Kahingo Bauma Amida, a former fighter with the Patriotic Alliance for a Free and Sovereign Congo, also known as the APCLS, an armed rebel group, stands with her baby in Goma, the capital of Democratic Republic of Congo’s North Kivu province. She joined the group when she was just 12 years old. She was captured by government forces and taken to a military training camp, where she lived for three years. Now 23 years old, she lives in Goma, but says she hasn’t received any assistance from the government to build her life there.

Photo by Ley Uwera

Masisi, DRC

An elderly woman carries a bag of potatoes in the Masisi area of Democratic Republic of Congo. U.N. peacekeepers keep watch behind her. Many elderly people have lost children during ongoing conflict in this country, and therefore struggle to survive.

Photo by Ley Uwera

Harare, Zimbabwe

Leslie Moyo, a second-hand clothes seller who works along Park Street in Harare, Zimbabwe’s capital city, arranges his wares.
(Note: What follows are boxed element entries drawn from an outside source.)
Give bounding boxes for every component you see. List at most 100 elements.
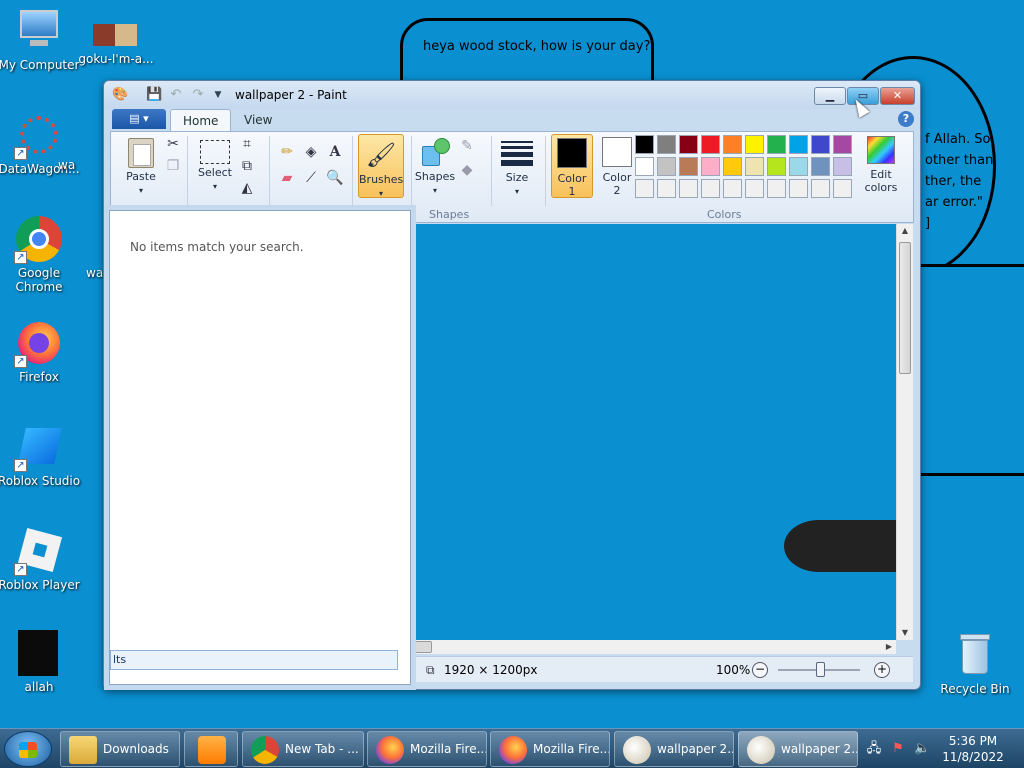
- customize-toolbar-icon[interactable]: ▼: [210, 87, 226, 103]
- paint-menu-button[interactable]: ▤ ▾: [112, 109, 166, 129]
- palette-swatch[interactable]: [811, 157, 830, 176]
- select-button[interactable]: Select ▾: [193, 140, 237, 193]
- color-picker-icon[interactable]: ⟋: [301, 168, 321, 188]
- color2-button[interactable]: Color 2: [597, 134, 637, 198]
- pencil-icon[interactable]: ✏: [277, 142, 297, 162]
- system-clock[interactable]: 5:36 PM 11/8/2022: [938, 733, 1008, 765]
- scroll-down-icon[interactable]: ▼: [897, 626, 913, 640]
- palette-swatch[interactable]: [833, 179, 852, 198]
- save-icon[interactable]: 💾: [146, 87, 162, 103]
- palette-swatch[interactable]: [635, 179, 654, 198]
- palette-swatch[interactable]: [789, 179, 808, 198]
- shapes-button[interactable]: Shapes ▾: [413, 138, 457, 197]
- undo-icon[interactable]: ↶: [168, 87, 184, 103]
- taskbar-item-paint-1[interactable]: wallpaper 2...: [614, 731, 734, 767]
- brushes-button[interactable]: 🖌 Brushes ▾: [358, 134, 404, 198]
- palette-swatch[interactable]: [811, 179, 830, 198]
- start-button[interactable]: [4, 731, 52, 767]
- title-bar[interactable]: 🎨 💾 ↶ ↷ ▼ wallpaper 2 - Paint ▁ ▭ ✕: [104, 81, 920, 109]
- crop-icon[interactable]: ⌗: [237, 134, 257, 154]
- desktop-icon-partial[interactable]: wa: [58, 158, 108, 172]
- zoom-slider-thumb[interactable]: [816, 662, 825, 677]
- desktop-icon-roblox-studio[interactable]: ↗ Roblox Studio: [0, 424, 81, 488]
- vertical-scroll-thumb[interactable]: [899, 242, 911, 374]
- fill-icon[interactable]: ◆: [457, 160, 477, 180]
- tab-view[interactable]: View: [232, 109, 284, 131]
- redo-icon[interactable]: ↷: [190, 87, 206, 103]
- desktop-icon-firefox[interactable]: ↗ Firefox: [0, 320, 81, 384]
- palette-swatch[interactable]: [657, 157, 676, 176]
- tab-home[interactable]: Home: [170, 109, 232, 131]
- vertical-scrollbar[interactable]: ▲ ▼: [896, 224, 913, 640]
- palette-swatch[interactable]: [745, 179, 764, 198]
- desktop-icon-recycle-bin[interactable]: Recycle Bin: [933, 632, 1017, 696]
- palette-swatch[interactable]: [679, 135, 698, 154]
- palette-swatch[interactable]: [679, 179, 698, 198]
- help-icon[interactable]: ?: [898, 111, 914, 127]
- media-player-icon: [198, 736, 226, 764]
- desktop-icon-goku[interactable]: goku-I'm-a...: [74, 20, 158, 66]
- desktop-icon-roblox-player[interactable]: ↗ Roblox Player: [0, 527, 81, 592]
- copy-icon[interactable]: ❐: [163, 156, 183, 176]
- palette-swatch[interactable]: [789, 157, 808, 176]
- minimize-button[interactable]: ▁: [814, 87, 846, 105]
- network-icon[interactable]: 🖧: [866, 741, 882, 757]
- palette-swatch[interactable]: [701, 179, 720, 198]
- action-center-icon[interactable]: ⚑: [890, 741, 906, 757]
- outline-icon[interactable]: ✎: [457, 136, 477, 156]
- palette-swatch[interactable]: [767, 135, 786, 154]
- desktop-icon-google-chrome[interactable]: ↗ Google Chrome: [0, 216, 81, 294]
- scroll-up-icon[interactable]: ▲: [897, 224, 913, 238]
- text-tool-icon[interactable]: A: [325, 142, 345, 162]
- palette-swatch[interactable]: [723, 157, 742, 176]
- horizontal-scroll-thumb[interactable]: [410, 641, 432, 653]
- palette-swatch[interactable]: [789, 135, 808, 154]
- window-title: wallpaper 2 - Paint: [235, 88, 347, 102]
- palette-swatch[interactable]: [657, 135, 676, 154]
- palette-swatch[interactable]: [701, 135, 720, 154]
- scroll-right-icon[interactable]: ▶: [886, 640, 892, 654]
- palette-swatch[interactable]: [745, 135, 764, 154]
- taskbar-item-media-player[interactable]: [184, 731, 238, 767]
- palette-swatch[interactable]: [701, 157, 720, 176]
- taskbar-item-firefox-2[interactable]: Mozilla Fire...: [490, 731, 610, 767]
- fill-bucket-icon[interactable]: ◈: [301, 142, 321, 162]
- paint-app-icon[interactable]: 🎨: [112, 87, 128, 103]
- close-button[interactable]: ✕: [880, 87, 915, 105]
- cut-icon[interactable]: ✂: [163, 134, 183, 154]
- palette-swatch[interactable]: [833, 135, 852, 154]
- size-button[interactable]: Size ▾: [497, 138, 537, 198]
- drawing-canvas[interactable]: [410, 224, 896, 640]
- rotate-icon[interactable]: ◭: [237, 178, 257, 198]
- palette-swatch[interactable]: [811, 135, 830, 154]
- palette-swatch[interactable]: [679, 157, 698, 176]
- zoom-in-button[interactable]: +: [874, 662, 890, 678]
- folder-icon: [69, 736, 97, 764]
- taskbar-item-chrome[interactable]: New Tab - ...: [242, 731, 364, 767]
- see-more-results-bar[interactable]: lts: [110, 650, 398, 670]
- desktop-icon-my-computer[interactable]: My Computer: [0, 8, 81, 72]
- palette-swatch[interactable]: [767, 157, 786, 176]
- palette-swatch[interactable]: [745, 157, 764, 176]
- taskbar-item-firefox-1[interactable]: Mozilla Fire...: [367, 731, 487, 767]
- color1-button[interactable]: Color 1: [551, 134, 593, 198]
- palette-swatch[interactable]: [723, 179, 742, 198]
- palette-swatch[interactable]: [657, 179, 676, 198]
- volume-icon[interactable]: 🔈: [914, 741, 930, 757]
- edit-colors-button[interactable]: Edit colors: [859, 136, 903, 194]
- palette-swatch[interactable]: [635, 157, 654, 176]
- zoom-out-button[interactable]: −: [752, 662, 768, 678]
- resize-icon[interactable]: ⧉: [237, 156, 257, 176]
- taskbar-item-downloads[interactable]: Downloads: [60, 731, 180, 767]
- eraser-icon[interactable]: ▰: [277, 168, 297, 188]
- palette-swatch[interactable]: [635, 135, 654, 154]
- palette-swatch[interactable]: [833, 157, 852, 176]
- horizontal-scrollbar[interactable]: ▶: [410, 640, 896, 654]
- recycle-bin-icon: [952, 632, 998, 678]
- palette-swatch[interactable]: [723, 135, 742, 154]
- magnifier-icon[interactable]: 🔍: [325, 168, 345, 188]
- palette-swatch[interactable]: [767, 179, 786, 198]
- desktop-icon-allah[interactable]: allah: [0, 630, 81, 694]
- taskbar-item-paint-2[interactable]: wallpaper 2...: [738, 731, 858, 767]
- paste-button[interactable]: Paste ▾: [119, 138, 163, 197]
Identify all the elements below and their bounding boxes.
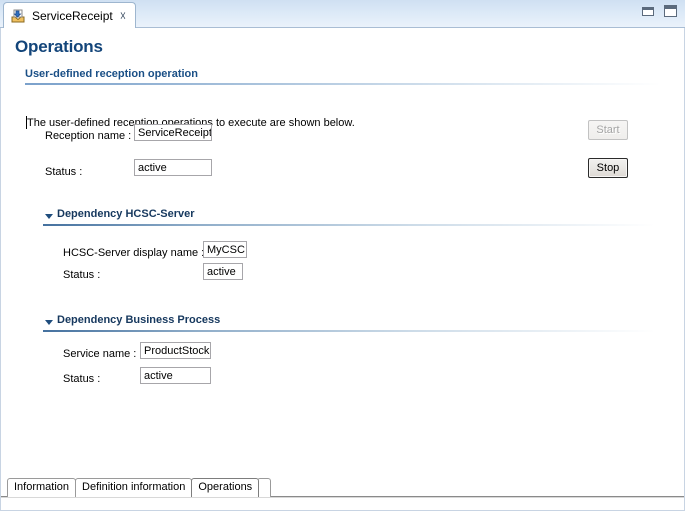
service-name-label: Service name :	[63, 348, 136, 360]
reception-name-label: Reception name :	[45, 130, 131, 142]
reception-service-icon	[10, 8, 26, 24]
hcsc-status-field[interactable]: active	[203, 263, 243, 280]
hcsc-display-name-field[interactable]: MyCSC	[203, 241, 247, 258]
editor-tab-bar: ServiceReceipt ☓	[0, 0, 685, 28]
page-title: Operations	[15, 37, 103, 57]
section-rule	[25, 83, 661, 85]
dependency-hcsc-server-rule	[43, 224, 655, 226]
tab-strip-tail	[257, 478, 271, 497]
service-name-field[interactable]: ProductStock	[140, 342, 211, 359]
dependency-business-process-rule	[43, 330, 655, 332]
form-body: Operations User-defined reception operat…	[0, 28, 685, 475]
minimize-icon[interactable]	[642, 7, 654, 16]
section-title-user-defined-reception-operation: User-defined reception operation	[25, 68, 198, 80]
status-label: Status :	[45, 166, 82, 178]
business-process-status-field[interactable]: active	[140, 367, 211, 384]
close-icon[interactable]: ☓	[119, 10, 126, 22]
view-window-controls	[642, 5, 677, 17]
tab-operations[interactable]: Operations	[191, 478, 259, 497]
reception-name-field[interactable]: ServiceReceipt	[134, 124, 212, 141]
dependency-business-process-title[interactable]: Dependency Business Process	[57, 314, 220, 326]
stop-button[interactable]: Stop	[588, 158, 628, 178]
bottom-tab-strip: Information Definition information Opera…	[0, 475, 685, 511]
hcsc-status-label: Status :	[63, 269, 100, 281]
chevron-down-icon-hcsc-server[interactable]	[45, 214, 53, 219]
status-field[interactable]: active	[134, 159, 212, 176]
dependency-hcsc-server-title[interactable]: Dependency HCSC-Server	[57, 208, 195, 220]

Widespread unemployment has pushed people to launch temporary, open-air boutiques throughout the city.

Photo by Gamuchirai Masiyiwa

Cyangugu, Rwanda

Boys and young men on bicycles hang onto a truck for a free ride in Cyangugu, a city in western Rwanda near the Democratic Republic of Congo border. They’re among the many people who travel from surrounding villages to bring goods to sell at Cyangugu’s markets. It’s common for the bicyclists to grab on to trucks when they get tired, but the practice often leads to accidents.